Adriano Machado/CrusoéAdriano Machado/CrusoéEm Brumadinho, o enterro de uma das vítimas da lama
O lento trabalho de resgate entrará pelos próximos dias, sob as lentes das câmeras que transmitem ao vivo as imagens de helicópteros içando sacos com corpos e de grandes caminhões frigoríficos estacionados ao lado da tenda transformada em IML. Há mais cenas dramáticas: bombeiros se movendo de joelhos sobre uma fina crosta de lama para não serem também engolfados pelo material movediço que pode ter matado centenas de pessoas, os enterros de moradores de Brumadinho, velhos e jovens, a luta para se localizar os ônibus que levavam empregados da empresa e o refeitório da companhia ainda cheio no início da tarde, quando a barreira se rompeu. A consternação deve permanecer e, para alguns, até aumentar, porque a partir de agora os bombeiros vão se dedicar a escavar os lugares mais profundos com a expectativa de nem retirar corpos inteiros, mas pedaços deles, arrancados pela violência da enxurrada de dejetos. Haverá quem nunca conseguirá enterrar seus parentes, conforme já avisam as equipes de busca.
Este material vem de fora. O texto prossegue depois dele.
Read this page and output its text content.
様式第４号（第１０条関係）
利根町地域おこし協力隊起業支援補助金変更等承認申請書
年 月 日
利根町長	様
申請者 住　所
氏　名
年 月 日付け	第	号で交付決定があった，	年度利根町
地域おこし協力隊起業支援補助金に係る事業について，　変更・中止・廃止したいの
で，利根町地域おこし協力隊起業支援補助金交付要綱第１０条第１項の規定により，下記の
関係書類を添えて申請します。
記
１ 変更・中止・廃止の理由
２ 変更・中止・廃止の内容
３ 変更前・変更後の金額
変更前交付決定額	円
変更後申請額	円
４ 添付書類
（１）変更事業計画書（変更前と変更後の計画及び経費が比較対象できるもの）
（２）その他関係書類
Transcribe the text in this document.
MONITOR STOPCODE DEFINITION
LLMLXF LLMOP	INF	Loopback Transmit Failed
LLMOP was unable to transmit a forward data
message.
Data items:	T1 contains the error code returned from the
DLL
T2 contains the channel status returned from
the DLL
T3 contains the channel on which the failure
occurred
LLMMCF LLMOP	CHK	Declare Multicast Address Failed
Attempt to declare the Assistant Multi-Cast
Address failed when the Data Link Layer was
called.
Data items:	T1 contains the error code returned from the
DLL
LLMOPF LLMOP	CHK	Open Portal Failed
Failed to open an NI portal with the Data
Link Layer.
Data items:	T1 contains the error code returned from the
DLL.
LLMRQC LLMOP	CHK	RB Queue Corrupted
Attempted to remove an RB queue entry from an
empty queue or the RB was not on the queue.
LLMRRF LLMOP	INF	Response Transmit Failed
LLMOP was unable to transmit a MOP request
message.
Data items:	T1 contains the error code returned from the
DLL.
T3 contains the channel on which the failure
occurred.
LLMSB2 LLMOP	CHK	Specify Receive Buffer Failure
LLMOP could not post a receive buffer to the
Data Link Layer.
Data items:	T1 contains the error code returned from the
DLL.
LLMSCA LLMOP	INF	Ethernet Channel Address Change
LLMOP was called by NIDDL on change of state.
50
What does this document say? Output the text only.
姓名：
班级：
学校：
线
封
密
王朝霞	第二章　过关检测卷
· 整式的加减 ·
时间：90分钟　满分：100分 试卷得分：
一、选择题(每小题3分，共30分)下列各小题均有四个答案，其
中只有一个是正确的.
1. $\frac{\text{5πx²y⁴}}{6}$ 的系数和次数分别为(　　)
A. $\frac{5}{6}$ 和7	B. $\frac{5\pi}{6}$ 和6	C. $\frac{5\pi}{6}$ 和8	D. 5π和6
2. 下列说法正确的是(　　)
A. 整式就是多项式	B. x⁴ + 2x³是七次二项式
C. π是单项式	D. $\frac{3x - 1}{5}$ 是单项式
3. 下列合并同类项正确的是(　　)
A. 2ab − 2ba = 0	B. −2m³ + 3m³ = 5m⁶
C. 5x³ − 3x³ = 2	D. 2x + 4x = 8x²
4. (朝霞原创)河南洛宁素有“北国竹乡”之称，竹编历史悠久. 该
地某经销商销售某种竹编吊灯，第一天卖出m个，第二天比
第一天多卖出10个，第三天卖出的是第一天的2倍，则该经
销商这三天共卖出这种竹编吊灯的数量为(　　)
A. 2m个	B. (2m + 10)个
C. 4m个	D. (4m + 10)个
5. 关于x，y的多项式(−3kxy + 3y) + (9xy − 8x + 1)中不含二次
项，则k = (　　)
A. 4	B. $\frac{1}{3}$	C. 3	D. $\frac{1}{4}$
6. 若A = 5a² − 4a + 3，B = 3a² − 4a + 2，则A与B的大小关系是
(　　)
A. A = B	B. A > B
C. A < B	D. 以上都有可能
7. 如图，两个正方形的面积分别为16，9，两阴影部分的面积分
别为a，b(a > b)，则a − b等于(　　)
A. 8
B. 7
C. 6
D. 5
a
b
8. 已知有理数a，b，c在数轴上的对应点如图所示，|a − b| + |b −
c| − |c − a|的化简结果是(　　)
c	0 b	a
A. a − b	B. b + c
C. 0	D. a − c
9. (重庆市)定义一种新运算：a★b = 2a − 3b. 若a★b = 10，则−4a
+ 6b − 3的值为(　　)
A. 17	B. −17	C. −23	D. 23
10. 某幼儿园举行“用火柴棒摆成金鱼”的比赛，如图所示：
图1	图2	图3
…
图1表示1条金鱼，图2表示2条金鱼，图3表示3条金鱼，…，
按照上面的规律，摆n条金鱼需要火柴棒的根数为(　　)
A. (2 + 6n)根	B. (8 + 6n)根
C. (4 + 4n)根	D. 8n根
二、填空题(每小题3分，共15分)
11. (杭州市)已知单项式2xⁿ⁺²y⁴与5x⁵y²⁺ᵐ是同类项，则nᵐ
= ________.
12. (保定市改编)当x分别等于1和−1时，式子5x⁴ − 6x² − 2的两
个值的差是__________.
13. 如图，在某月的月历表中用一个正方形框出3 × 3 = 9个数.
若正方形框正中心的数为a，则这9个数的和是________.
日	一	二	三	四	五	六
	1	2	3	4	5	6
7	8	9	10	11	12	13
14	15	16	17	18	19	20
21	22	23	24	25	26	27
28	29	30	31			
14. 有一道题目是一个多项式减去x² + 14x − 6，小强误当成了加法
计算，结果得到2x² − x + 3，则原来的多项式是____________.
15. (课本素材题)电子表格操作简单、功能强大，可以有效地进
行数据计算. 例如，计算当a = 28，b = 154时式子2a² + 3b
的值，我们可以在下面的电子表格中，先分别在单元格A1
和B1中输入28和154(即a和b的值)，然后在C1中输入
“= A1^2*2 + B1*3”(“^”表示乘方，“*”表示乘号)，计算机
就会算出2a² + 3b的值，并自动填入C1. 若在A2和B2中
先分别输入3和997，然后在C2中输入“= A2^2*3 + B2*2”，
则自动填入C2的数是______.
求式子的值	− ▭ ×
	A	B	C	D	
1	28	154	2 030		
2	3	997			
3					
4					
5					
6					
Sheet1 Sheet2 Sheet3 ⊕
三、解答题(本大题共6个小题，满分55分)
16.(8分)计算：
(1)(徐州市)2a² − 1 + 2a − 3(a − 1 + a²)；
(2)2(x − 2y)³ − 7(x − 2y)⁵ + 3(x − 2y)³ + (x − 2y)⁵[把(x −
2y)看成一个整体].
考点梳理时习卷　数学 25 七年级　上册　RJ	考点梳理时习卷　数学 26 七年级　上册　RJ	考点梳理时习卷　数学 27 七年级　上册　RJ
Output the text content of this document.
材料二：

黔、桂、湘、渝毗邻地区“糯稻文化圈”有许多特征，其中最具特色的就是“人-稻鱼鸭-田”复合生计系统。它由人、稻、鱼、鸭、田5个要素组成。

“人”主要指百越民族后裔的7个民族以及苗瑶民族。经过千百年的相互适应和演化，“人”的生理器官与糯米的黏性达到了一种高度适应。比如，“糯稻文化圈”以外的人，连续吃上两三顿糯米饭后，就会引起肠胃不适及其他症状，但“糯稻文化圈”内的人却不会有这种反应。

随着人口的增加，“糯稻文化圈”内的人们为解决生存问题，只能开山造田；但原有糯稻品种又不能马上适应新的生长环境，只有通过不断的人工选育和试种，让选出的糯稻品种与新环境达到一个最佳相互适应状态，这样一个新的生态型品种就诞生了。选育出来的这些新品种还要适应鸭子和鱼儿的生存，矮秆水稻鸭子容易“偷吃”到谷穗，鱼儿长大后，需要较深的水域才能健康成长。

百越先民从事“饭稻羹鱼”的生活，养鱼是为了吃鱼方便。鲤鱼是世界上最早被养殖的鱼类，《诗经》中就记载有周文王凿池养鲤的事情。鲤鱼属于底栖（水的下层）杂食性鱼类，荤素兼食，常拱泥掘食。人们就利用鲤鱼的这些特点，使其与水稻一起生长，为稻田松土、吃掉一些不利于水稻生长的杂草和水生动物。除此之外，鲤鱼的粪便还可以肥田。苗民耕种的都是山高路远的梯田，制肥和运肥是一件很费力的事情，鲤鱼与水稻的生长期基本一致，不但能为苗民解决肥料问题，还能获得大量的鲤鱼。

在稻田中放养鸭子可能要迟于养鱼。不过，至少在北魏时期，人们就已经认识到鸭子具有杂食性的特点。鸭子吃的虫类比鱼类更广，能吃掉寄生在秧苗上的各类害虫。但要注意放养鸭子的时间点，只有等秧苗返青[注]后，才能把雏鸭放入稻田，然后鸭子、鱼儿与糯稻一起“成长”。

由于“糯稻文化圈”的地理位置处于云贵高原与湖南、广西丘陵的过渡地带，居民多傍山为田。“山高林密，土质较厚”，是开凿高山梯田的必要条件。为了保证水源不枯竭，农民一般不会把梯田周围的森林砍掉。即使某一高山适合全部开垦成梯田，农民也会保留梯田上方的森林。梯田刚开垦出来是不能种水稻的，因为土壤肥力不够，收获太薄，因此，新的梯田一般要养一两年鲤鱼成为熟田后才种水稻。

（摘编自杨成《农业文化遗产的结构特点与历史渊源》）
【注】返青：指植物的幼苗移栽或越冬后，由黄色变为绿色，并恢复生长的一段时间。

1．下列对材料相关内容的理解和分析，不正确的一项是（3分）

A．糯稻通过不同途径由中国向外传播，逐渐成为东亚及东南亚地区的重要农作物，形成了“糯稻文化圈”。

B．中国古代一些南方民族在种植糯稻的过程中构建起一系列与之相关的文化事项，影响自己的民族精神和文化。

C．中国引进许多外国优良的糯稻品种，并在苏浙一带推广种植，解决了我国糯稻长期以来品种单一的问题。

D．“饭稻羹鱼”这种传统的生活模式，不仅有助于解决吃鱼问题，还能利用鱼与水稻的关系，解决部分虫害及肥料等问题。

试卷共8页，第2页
O fato de uma tragédia se repetir mostra que, com o tempo, o peso econômico da mineração, com os empregos diretos e indiretos que cria, as relações que constrói com a comunidade e políticos locais, tende a atenuar a revolta e a busca por compensações. Em Mariana, já houve mais de uma manifestação para que a Samarco voltasse a operar na cidade, mesmo sem licença, tamanha é a dependência do município em relação à atividade mineradora. Deliberadamente ou não, uma série de pequenos e grandes interesses se uniram para que se permitisse à Vale trabalhar sem ser muito molestada pelos efeitos da escavação da terra, mesmo depois de Mariana. Mas talvez ao governo de Jair Bolsonaro não seja possível tal leniência, e ele deu mostras simbólicas de que entende isso ao ir a Brumadinho no dia seguinte ao acidente (Dilma sobrevoou Mariana sete dias após o rompimento da barragem). Nestes tempos em que se promete acabar com a impunidade, a irresponsabilidade dos que deixaram uma tragédia como essa acontecer não pode jamais ser desconsiderada. E que não se esqueça que o processo de privatização tucana, aliado ao aparelhamento petista, contribuiu muito para os mares de lama, reais e figurados, que tomaram conta do país nos últimos vinte anos. Privatizar  é imprescindível, mas com o estado totalmente do outro lado do balcão.